Author: Hanya Yanagihara
Rating: 3 out of 5 stars
I felt like this book was a bit like reading some sort of loose scientific journal. That may seem like a strange comment, but that is truly how I felt. The main character, Norton, has a certain way of describing all and everything in a dissected, carefully picked language. I am quite sure that Yanagihara intended for him to come off that way and she easily excelled at that purpose.
The book is written as a memoir to a colleague after the main character has been imprisoned for sexual abuse as way to explain who and how he had become the man he was. The novel travels throughout the life of Norton, from his childhood to ‘retirement’ with a big change of his life coming from an experience traveling with anthropologist to a fairly undiscovered island county called Ivu’ivu. While there, Norton discovers some of the people are living beyond their expected lifespan by hundreds of years which he narrows down to be from consuming a native turtle, called opa’ivu’eke. Norton manages to snuggle off a turtle for his own experiments which then leads to his quickly propelled placement in the scientific community.
Throughout the text, the colleague being written to explains that he has edited Norton’s words where required and will add side notes to further explain ideals and situations that the main character brushes on.
This isn’t the first novel I’ve read with that sort of set up (The Rise of Ransom City by Felix Gilman);however, I found in this book that the side notes take away from the flow of the story. I would be reading a section and see the little number and glance down at the footnote, sometimes just a line, sometimes a whole page worth of information. The side note would always gravitate further on a topic slightly related to the main character’s story and try to fill any wholes in what was being said. I read the notes for a while and then started feeling annoyed and began skipping them altogether. I hope I didn’t miss too much…

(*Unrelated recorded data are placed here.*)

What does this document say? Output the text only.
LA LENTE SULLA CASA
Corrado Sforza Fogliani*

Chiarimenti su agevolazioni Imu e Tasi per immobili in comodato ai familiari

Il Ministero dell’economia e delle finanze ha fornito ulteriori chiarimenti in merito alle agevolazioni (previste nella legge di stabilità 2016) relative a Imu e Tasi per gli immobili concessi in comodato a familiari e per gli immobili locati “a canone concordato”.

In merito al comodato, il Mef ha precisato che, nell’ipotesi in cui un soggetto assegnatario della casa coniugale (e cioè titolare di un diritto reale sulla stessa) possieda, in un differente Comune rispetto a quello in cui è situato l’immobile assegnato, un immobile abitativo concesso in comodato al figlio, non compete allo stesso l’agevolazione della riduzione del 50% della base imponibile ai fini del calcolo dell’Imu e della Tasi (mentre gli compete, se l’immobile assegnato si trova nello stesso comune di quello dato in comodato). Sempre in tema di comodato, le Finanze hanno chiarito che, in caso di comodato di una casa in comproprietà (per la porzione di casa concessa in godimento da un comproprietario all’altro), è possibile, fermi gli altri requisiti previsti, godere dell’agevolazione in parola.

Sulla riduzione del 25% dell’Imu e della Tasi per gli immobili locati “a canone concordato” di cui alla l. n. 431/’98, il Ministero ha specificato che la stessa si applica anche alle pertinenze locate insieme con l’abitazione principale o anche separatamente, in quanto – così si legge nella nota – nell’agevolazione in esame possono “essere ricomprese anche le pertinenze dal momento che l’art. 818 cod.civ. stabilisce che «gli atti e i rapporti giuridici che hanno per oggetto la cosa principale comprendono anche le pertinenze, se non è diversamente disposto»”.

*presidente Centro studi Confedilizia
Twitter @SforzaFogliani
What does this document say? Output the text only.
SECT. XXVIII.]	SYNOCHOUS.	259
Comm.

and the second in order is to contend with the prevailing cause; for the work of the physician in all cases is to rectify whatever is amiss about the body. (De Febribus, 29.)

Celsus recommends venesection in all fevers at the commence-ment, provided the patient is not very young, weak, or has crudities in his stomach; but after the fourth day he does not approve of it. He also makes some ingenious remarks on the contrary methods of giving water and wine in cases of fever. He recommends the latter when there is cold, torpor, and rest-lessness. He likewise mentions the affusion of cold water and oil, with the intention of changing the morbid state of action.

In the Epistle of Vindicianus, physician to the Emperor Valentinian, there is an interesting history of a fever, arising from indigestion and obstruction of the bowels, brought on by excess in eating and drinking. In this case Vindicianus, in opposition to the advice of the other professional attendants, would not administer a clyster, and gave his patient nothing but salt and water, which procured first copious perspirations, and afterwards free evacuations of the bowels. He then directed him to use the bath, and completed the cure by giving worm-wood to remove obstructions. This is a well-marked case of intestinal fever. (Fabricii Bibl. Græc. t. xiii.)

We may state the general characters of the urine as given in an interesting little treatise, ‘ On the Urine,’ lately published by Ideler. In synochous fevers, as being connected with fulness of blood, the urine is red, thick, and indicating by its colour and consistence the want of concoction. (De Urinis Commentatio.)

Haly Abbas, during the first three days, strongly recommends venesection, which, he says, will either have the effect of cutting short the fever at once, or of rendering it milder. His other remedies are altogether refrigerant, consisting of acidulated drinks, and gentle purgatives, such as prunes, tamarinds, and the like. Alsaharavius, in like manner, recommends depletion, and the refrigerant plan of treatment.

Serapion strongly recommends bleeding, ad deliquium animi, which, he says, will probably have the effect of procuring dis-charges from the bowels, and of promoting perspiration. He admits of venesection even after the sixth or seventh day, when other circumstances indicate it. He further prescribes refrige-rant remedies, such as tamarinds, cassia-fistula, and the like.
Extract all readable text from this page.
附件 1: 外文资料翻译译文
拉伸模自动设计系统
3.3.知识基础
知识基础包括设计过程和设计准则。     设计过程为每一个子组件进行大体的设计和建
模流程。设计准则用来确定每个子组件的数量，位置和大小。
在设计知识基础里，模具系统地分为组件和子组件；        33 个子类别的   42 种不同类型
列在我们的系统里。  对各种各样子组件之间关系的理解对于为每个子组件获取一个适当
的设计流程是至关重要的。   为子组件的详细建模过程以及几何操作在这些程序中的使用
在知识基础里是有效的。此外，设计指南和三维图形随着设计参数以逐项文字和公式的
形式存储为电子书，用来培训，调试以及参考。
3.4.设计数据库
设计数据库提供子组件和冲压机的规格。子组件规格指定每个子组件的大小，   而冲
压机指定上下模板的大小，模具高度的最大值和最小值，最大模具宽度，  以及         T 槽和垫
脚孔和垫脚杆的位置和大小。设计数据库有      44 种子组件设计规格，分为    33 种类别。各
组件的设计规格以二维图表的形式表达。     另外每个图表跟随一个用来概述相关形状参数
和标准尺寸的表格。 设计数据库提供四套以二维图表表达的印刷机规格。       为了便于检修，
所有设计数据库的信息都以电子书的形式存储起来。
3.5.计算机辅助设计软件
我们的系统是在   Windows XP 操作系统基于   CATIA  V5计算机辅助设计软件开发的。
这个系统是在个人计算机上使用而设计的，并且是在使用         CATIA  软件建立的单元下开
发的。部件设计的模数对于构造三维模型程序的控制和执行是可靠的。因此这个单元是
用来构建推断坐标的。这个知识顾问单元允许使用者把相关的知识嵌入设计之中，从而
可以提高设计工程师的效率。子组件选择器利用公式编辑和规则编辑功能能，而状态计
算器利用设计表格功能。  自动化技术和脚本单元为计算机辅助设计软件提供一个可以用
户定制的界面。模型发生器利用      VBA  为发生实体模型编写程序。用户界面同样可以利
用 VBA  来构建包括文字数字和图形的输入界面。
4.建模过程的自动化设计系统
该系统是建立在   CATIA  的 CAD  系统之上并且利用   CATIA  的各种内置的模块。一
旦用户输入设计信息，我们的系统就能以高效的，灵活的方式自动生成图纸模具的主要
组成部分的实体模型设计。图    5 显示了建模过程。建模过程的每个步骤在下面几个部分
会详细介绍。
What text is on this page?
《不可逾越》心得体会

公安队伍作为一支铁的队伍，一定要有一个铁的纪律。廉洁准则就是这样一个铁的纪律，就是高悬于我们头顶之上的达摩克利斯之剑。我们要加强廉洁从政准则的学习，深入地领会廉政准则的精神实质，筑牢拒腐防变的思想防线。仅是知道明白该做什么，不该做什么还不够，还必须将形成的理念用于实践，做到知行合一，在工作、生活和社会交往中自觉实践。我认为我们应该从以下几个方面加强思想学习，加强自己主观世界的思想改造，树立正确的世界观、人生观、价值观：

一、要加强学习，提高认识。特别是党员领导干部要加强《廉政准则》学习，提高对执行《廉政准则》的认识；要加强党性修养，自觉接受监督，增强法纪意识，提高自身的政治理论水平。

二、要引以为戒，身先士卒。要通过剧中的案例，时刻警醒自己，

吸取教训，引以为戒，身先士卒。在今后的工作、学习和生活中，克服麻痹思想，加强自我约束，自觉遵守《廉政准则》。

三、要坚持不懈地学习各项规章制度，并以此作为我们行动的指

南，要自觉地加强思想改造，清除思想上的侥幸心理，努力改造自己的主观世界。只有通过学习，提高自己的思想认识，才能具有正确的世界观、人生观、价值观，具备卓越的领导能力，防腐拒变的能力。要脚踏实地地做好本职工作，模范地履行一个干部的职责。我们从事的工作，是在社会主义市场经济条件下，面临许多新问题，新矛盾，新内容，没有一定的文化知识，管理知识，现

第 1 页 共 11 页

There is a theme that Yanagihara presents throughout the book that is somewhat thought provoking. Can someone be forgiven for an act so grave? Can it be overlooked for their genius? Well, personally, I think those are easy questions to answer (yes and what does being a genius have to do with it, really?) but I can see how it could trouble some.
I think, more intriguing, is the juxtaposition of western thought processes meeting a tribe of peoples who know nothing of ‘civilization.’ A group of people that have a whole another set of moral standards and rituals for daily life. That, although a theme presented often and in several other novels, has always left me questioning the basis of our own standards and moral bearings. Who (or what) set it that way? Why does it have to remain that way? Could it be wrong? Is there really a hard ‘right’ or ‘wrong’? Are we just treading in the murky grey of the black and white?
Would I recommend this book to you? Well, it depends. Do you like science and exploration? Do you like snooty characters and characters with sad backgrounds that cause them to make bad and questionable decisions? If you answered yes, then yes, I recommend this book to you.